Punching Holes in the Darkness: How the Resurrection Brings Us Light and LifeApril 17, 2024 • The Rt. Rev. Dr. Justin S. Holcomb  • BISHOP'S SERMONS • GOING DEEPER

During Eastertide, we lift high the good news that God’s saving work in human history has been accomplished solely through the life, death and Resurrection of Jesus. We proclaim that in Christ, God was reconciling the world to himself, not counting our trespasses against us, and that salvation is not earned by any human effort at all but received by faith in the finished work of Christ.

But let’s be honest: Sometimes this all sounds too good to be true – a well-meaning sentiment, but not terribly helpful when confronted with day-to-day reality. In the face of darkness, despair and death, we need resurrection, not sentiment.

We know all too well that life is filled with suffering. Some of us feel paralyzing guilt and condemnation because of the sins we’ve committed. Some of us feel overwhelming shame because of the sins committed against us. Some of us feel despair because of the impulses and addictions that seem to have power over us. Some of us are shrouded in the darkness of depression. Some of us are suffocated by grief because death has taken a child, a spouse, a parent or a friend.

Rather than minimize darkness, despair and death, Jesus experiences it and comforts us in it right now. The one who stepped out of the grave on Easter morning has the last word. We’re comforted knowing that Jesus Christ, God himself, knows what it’s like to suffer, and that his Resurrection is a guarantee of our future resurrection to eternal life. Because Jesus conquered death, we know that darkness is not the end of the story or the last word on us. The risen Christ says the last word on us is “hope.”

The Bible teaches that our suffering is a place to experience God’s sustaining grace in our weakness (2 Cor. 1:8-9, 12:9-10). Grief, Scripture clearly says, is a natural response when we experience loss, but it can be tempered by the good news of Christ’s Resurrection. Because of his victory over death, all threats against us are tamed. He conquers all our enemies: Satan, sin, hell and the grave. The Resurrection not only readjusts our horizon, but it completely transforms our understanding of the future as well.

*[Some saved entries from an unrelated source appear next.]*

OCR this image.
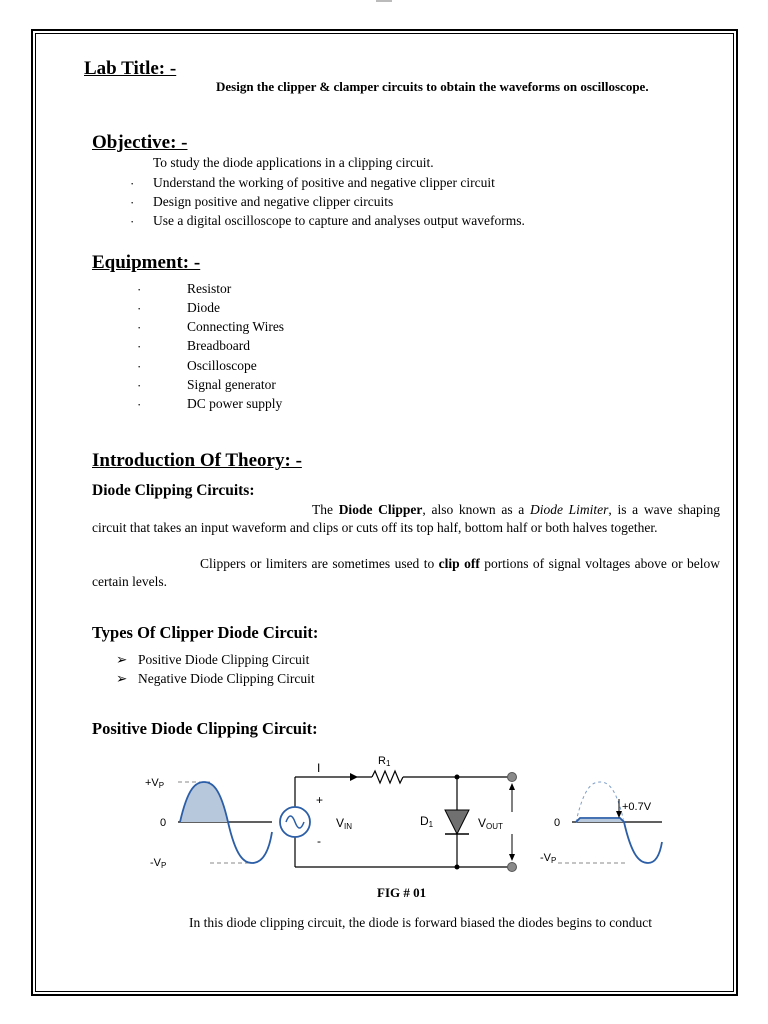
Lab Title: -
Design the clipper & clamper circuits to obtain the waveforms on oscilloscope.
Objective: -
To study the diode applications in a clipping circuit.
· Understand the working of positive and negative clipper circuit
· Design positive and negative clipper circuits
· Use a digital oscilloscope to capture and analyses output waveforms.
Equipment: -
·	Resistor
·	Diode
·	Connecting Wires
·	Breadboard
·	Oscilloscope
·	Signal generator
·	DC power supply
Introduction Of Theory: -
Diode Clipping Circuits:
The Diode Clipper, also known as a Diode Limiter, is a wave shaping circuit that takes an input waveform and clips or cuts off its top half, bottom half or both halves together.
Clippers or limiters are sometimes used to clip off portions of signal voltages above or below certain levels.
Types Of Clipper Diode Circuit:
➢ Positive Diode Clipping Circuit
➢ Negative Diode Clipping Circuit
Positive Diode Clipping Circuit:
+VP
0
-VP
I	R1
+
-
VIN	D1	VOUT
+0.7V
0
-VP
FIG # 01
In this diode clipping circuit, the diode is forward biased the diodes begins to conduct
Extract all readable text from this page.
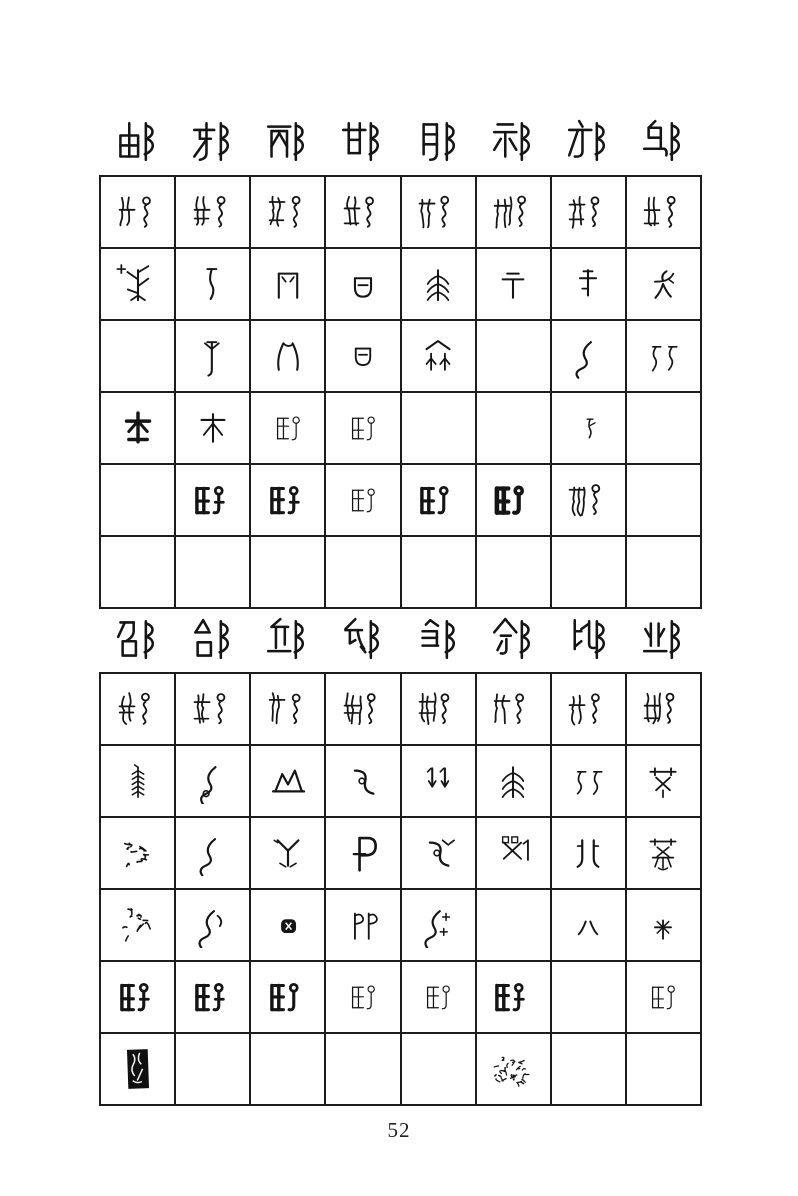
52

Where darkness, despair and death had reigned, Jesus breaks in with light, liberation and love. A picture of this comes from Robert Louis Stevenson, the author of “Treasure Island,” who lived in Scotland in the 19th century. As a boy, he and his family lived on a hillside overlooking a small town. He was intrigued by the work of the old lamplighters, who went about with ladders and torches, lighting the streetlights for the night.

One evening, as Robert stood watching with fascination, his nurse asked him, “Robert, what in the world are you looking at out there?”

With great excitement, he exclaimed, “Look at that man! He’s punching holes in the darkness!”

Jesus Christ, “the light of the world” (John 8:12), has entered our suffering to punch holes in the darkness and lead us into the dawn of his grace, love and eternal life. While it is true that in the midst of life, we are in death, what’s more true is that, because of the Resurrection, in the midst of death, we are in life.

 

This reflection was adapted from Bishop Holcomb’s Easter sermon at the Cathedral Church of St. Luke, Orlando, March 31, 2024.